Q: I’m in Europe. Can I still mail things to Ken in the Netherlands?
A: Actually, no. Ken (gasp!) retired, and has moved home to North Carolina. I’d sure like to find someone who is in Europe, who’d be willing to do the same. I’m working on it.
Q: Do I really need a customs form?
A: Absolutely. The link with details is here. It’s a 2976-A, aka the big form. It really doesn’t take very long to fill it out — it asks for details on the sender, recipient, and contents. You can even fill it out online, here.
Q: Oh, IBOL Guy – I’m so proud of you.
A: Thanks, Mom.
Q: Will there be more Super Secret Projects?
A: Oh, I certainly hope so. Right now, I’m focused on not screwing this up, but if I can come up with some SSP’s, I will. Maybe, though, it’ll be something like this.
Q: Wait — do you have permission to do this?
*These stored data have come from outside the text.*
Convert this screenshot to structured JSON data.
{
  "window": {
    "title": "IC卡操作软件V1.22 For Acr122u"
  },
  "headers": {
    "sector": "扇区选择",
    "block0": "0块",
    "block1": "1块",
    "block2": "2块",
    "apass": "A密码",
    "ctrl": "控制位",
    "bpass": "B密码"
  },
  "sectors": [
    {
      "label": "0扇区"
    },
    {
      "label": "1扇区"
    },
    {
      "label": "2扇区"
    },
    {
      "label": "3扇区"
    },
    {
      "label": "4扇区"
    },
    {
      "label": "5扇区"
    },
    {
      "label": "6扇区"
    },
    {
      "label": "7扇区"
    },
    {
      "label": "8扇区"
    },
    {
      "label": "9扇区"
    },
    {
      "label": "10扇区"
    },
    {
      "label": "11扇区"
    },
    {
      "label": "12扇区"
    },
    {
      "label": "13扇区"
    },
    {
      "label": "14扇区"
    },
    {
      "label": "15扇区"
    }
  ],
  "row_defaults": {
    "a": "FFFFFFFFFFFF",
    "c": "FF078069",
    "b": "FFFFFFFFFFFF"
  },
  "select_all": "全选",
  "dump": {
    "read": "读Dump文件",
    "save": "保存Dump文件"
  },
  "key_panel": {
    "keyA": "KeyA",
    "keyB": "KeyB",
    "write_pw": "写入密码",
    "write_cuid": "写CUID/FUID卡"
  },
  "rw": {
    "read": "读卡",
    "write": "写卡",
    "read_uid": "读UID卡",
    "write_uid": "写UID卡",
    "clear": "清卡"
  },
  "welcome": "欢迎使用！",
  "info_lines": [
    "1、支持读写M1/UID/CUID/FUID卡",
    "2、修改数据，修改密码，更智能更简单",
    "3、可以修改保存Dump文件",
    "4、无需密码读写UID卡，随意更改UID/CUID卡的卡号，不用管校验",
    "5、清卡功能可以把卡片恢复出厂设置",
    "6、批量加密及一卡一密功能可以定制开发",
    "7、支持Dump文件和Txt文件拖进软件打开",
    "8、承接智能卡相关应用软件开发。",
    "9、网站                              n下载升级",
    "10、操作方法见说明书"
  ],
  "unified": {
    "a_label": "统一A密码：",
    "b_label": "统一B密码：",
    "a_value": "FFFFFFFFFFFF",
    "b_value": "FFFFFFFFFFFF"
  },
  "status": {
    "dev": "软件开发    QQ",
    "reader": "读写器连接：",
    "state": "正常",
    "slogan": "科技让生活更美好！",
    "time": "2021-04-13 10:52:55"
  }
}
Last time you didn’t.
A: Absolutely not. This is not in any way, shape or form condoned, or supported, or approved of by the US Government, US Military, Department of Defense, US Army, or anyone.
Q: So, how are you defining success this time?
A: I’ll settle for hundreds this time. I have no expectation of another 3,445 bundles heading to Iraq this year.
Q: So, what’s the connection to Quilts.com this year?
A: Well, none. The only link is that the wife and I might go to the International Quilt Festival in Houston in November. Is anyone else even going to that this year? It’s still a big deal, right?
Q: Can I send jam?
A: No! No jam! I’m not in Iraq, I’m not opening the boxes, I won’t be there to eat the jam! No jam!
Q: Is IBOL Kitteh amused?
A: No, IBOL Kitteh is not amused. He has, though, walked all the way over, just to sit and face the other way and to ignore your emails. Gee, thanks, IBOL Kitteh.